Brazilian model (born 1974)

Rosiane de Souza Pinheiro (born 19 July 1974) is a Brazilian dancer, model, actress, media personality and a sex symbol. She rose to prominence as a dancer for the music band Gang do Sambaand in the 1990s and has gone on to appear in numerous magazine photo shoots, including on the cover for the Brazilian Playboy in June 1998. Rosiane has also acted in numerous television series, TV commercials and in few films.

==Career==
Rosiane joined the Bahian music group Gang do Samba, in early 1990s and became its major highlight. She participated for several years in the carnivals of Rio de Janeiro, Salvador and São Paulo with them, until her departure from the group in 2004. In 1997, she became the finalist in the "Morena do Tchan" contest, on the TV program Domingão do Faustão. In 1998, she won a poll made with the players of the Brazilian national football team to be featured on the cover of the Playboy magazine, becoming the third black woman to appear on the cover of the publisher. She appeared topless, wearing only panties stamped with the Brazilian flag. Rosiane eventually became a popular Brazilian sex symbol during that time. In 2008, she was listed by the VIP magazine in a poll of the 100 sexiest women in the world.

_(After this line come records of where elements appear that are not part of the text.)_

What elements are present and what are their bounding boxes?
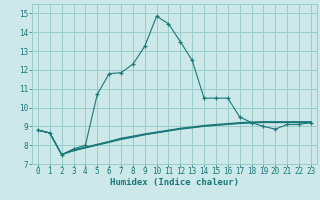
X-axis label: Humidex (Indice chaleur): Humidex (Indice chaleur) [110, 178, 239, 187]
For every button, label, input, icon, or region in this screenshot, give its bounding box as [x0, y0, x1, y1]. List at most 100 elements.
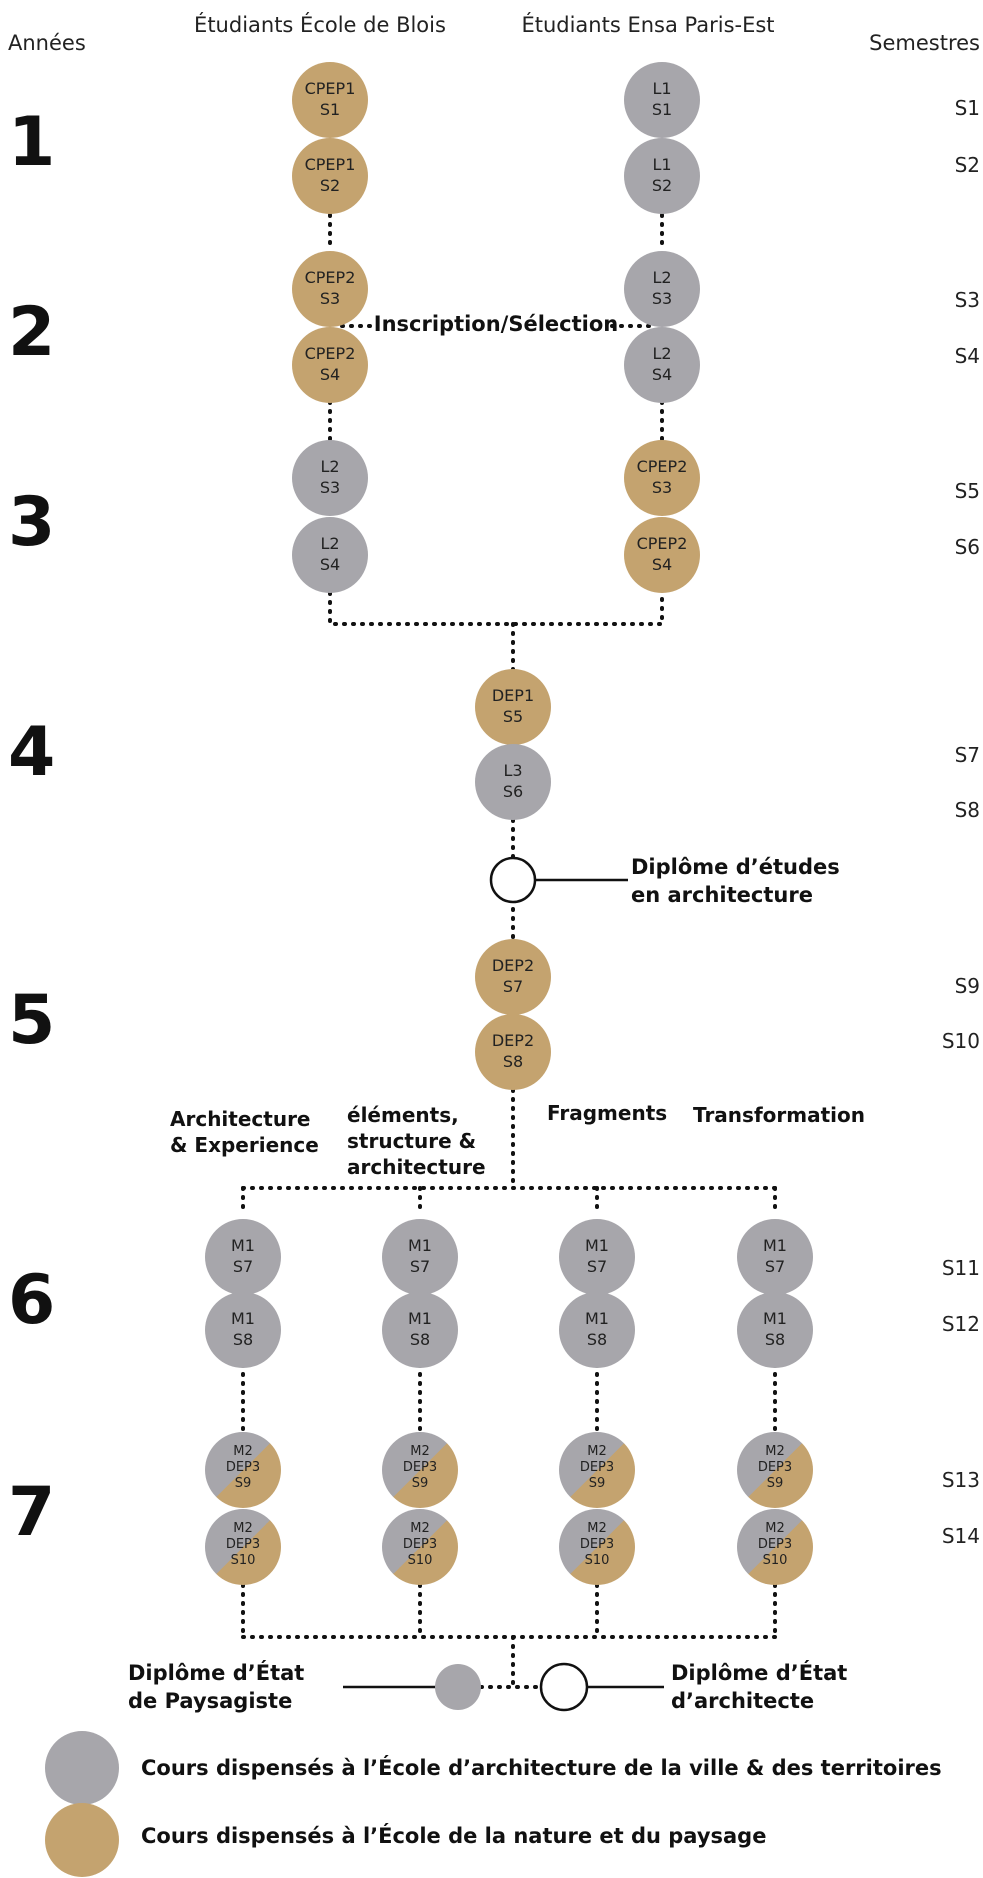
legend-swatch-grey: [45, 1731, 119, 1805]
course-node: DEP1 S5: [475, 669, 551, 745]
node-semester: S7: [503, 977, 523, 996]
inscription-selection-label: Inscription/Sélection: [374, 312, 618, 336]
node-course-code: CPEP2: [637, 457, 688, 476]
paysagiste-diploma-label-line2: de Paysagiste: [128, 1689, 292, 1713]
node-course-code: L3: [503, 761, 522, 780]
course-node: CPEP1 S2: [292, 138, 368, 214]
course-node: CPEP2 S4: [624, 517, 700, 593]
node-circle: [292, 440, 368, 516]
legend-label-gold: Cours dispensés à l’École de la nature e…: [141, 1823, 766, 1848]
node-course-code: L2: [320, 457, 339, 476]
node-circle: [382, 1509, 458, 1585]
course-node: L2 S4: [292, 517, 368, 593]
semester-label: S5: [955, 479, 980, 503]
node-circle: [624, 251, 700, 327]
node-course-code: L2: [320, 534, 339, 553]
year-number: 5: [8, 981, 55, 1060]
node-course-code: L2: [652, 344, 671, 363]
course-node: L3 S6: [475, 744, 551, 820]
node-circle: [624, 62, 700, 138]
node-circle: [292, 62, 368, 138]
course-node: CPEP2 S3: [292, 251, 368, 327]
node-course-code: M2: [233, 1444, 253, 1459]
course-node: L2 S4: [624, 327, 700, 403]
node-semester: S8: [503, 1052, 523, 1071]
node-semester: S4: [320, 365, 340, 384]
node-semester: S7: [765, 1257, 785, 1276]
node-course-code: DEP3: [758, 1460, 792, 1475]
node-semester: S1: [652, 100, 672, 119]
node-course-code: DEP3: [226, 1537, 260, 1552]
node-course-code: DEP3: [403, 1460, 437, 1475]
year-number: 3: [8, 483, 55, 562]
paysagiste-diploma-label-line1: Diplôme d’État: [128, 1660, 304, 1685]
header-semesters: Semestres: [869, 31, 980, 55]
node-course-code: L1: [652, 79, 671, 98]
node-semester: S10: [585, 1553, 610, 1568]
node-course-code: M2: [765, 1444, 785, 1459]
node-semester: S7: [233, 1257, 253, 1276]
node-circle: [559, 1292, 635, 1368]
node-semester: S10: [763, 1553, 788, 1568]
node-circle: [382, 1432, 458, 1508]
node-course-code: M2: [587, 1521, 607, 1536]
track-name-architecture-experience: Architecture: [170, 1107, 311, 1131]
track-name-elements-structure: éléments,: [347, 1103, 459, 1127]
node-course-code: CPEP1: [305, 155, 356, 174]
node-course-code: CPEP1: [305, 79, 356, 98]
architecte-diploma-label-line1: Diplôme d’État: [671, 1660, 847, 1685]
node-circle: [292, 517, 368, 593]
course-node: DEP2 S7: [475, 939, 551, 1015]
semester-label: S9: [955, 974, 980, 998]
node-circle: [475, 744, 551, 820]
node-circle: [559, 1509, 635, 1585]
course-node: L1 S2: [624, 138, 700, 214]
dotted-connectors: [241, 213, 777, 1689]
track-name-elements-structure: structure &: [347, 1129, 476, 1153]
node-circle: [292, 327, 368, 403]
course-node: L1 S1: [624, 62, 700, 138]
node-semester: S10: [408, 1553, 433, 1568]
semester-label: S11: [942, 1256, 980, 1280]
course-node: L2 S3: [292, 440, 368, 516]
node-circle: [475, 669, 551, 745]
node-semester: S9: [767, 1476, 784, 1491]
year-number: 4: [8, 713, 55, 792]
course-node: L2 S3: [624, 251, 700, 327]
semester-label: S14: [942, 1524, 980, 1548]
semester-label: S13: [942, 1468, 980, 1492]
node-course-code: DEP3: [226, 1460, 260, 1475]
semester-label: S7: [955, 743, 980, 767]
node-semester: S8: [587, 1330, 607, 1349]
semester-label: S1: [955, 96, 980, 120]
year-column: 1 2 3 4 5 6 7: [8, 103, 55, 1552]
header-years: Années: [8, 31, 86, 55]
node-semester: S7: [410, 1257, 430, 1276]
node-course-code: M1: [231, 1309, 255, 1328]
node-circle: [624, 440, 700, 516]
node-semester: S4: [652, 555, 672, 574]
node-course-code: M1: [408, 1236, 432, 1255]
track-name-elements-structure: architecture: [347, 1155, 486, 1179]
node-circle: [624, 327, 700, 403]
semester-label: S4: [955, 344, 980, 368]
node-course-code: M2: [410, 1444, 430, 1459]
node-semester: S3: [320, 478, 340, 497]
node-course-code: M2: [233, 1521, 253, 1536]
track-name-architecture-experience: & Experience: [170, 1133, 319, 1157]
semester-label: S3: [955, 288, 980, 312]
course-node: DEP2 S8: [475, 1014, 551, 1090]
node-course-code: DEP2: [492, 956, 534, 975]
dea-diploma-label-line1: Diplôme d’études: [631, 855, 840, 879]
node-course-code: M1: [763, 1236, 787, 1255]
node-semester: S3: [320, 289, 340, 308]
node-circle: [205, 1432, 281, 1508]
node-circle: [559, 1432, 635, 1508]
node-course-code: DEP3: [403, 1537, 437, 1552]
year-number: 2: [8, 293, 55, 372]
paris-track: L1 S1 L1 S2 L2 S3 L2 S4 CPEP2 S3 CPEP2 S…: [624, 62, 700, 593]
node-semester: S9: [412, 1476, 429, 1491]
dea-diploma-circle: [489, 856, 537, 904]
course-node: CPEP2 S3: [624, 440, 700, 516]
node-course-code: DEP3: [758, 1537, 792, 1552]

Rosiane participated in the reality show O Trio Reality on in 2012, where she became the winner. Later, she joined the reporter team for the show Universo Axé, where she stayed until the end of 2016. At the beginning of 2018, Rosiane returned to Gang do Samba and stayed in the band until June 2022. Later that year, she participated in the fourteenth edition of the reality show A Fazenda.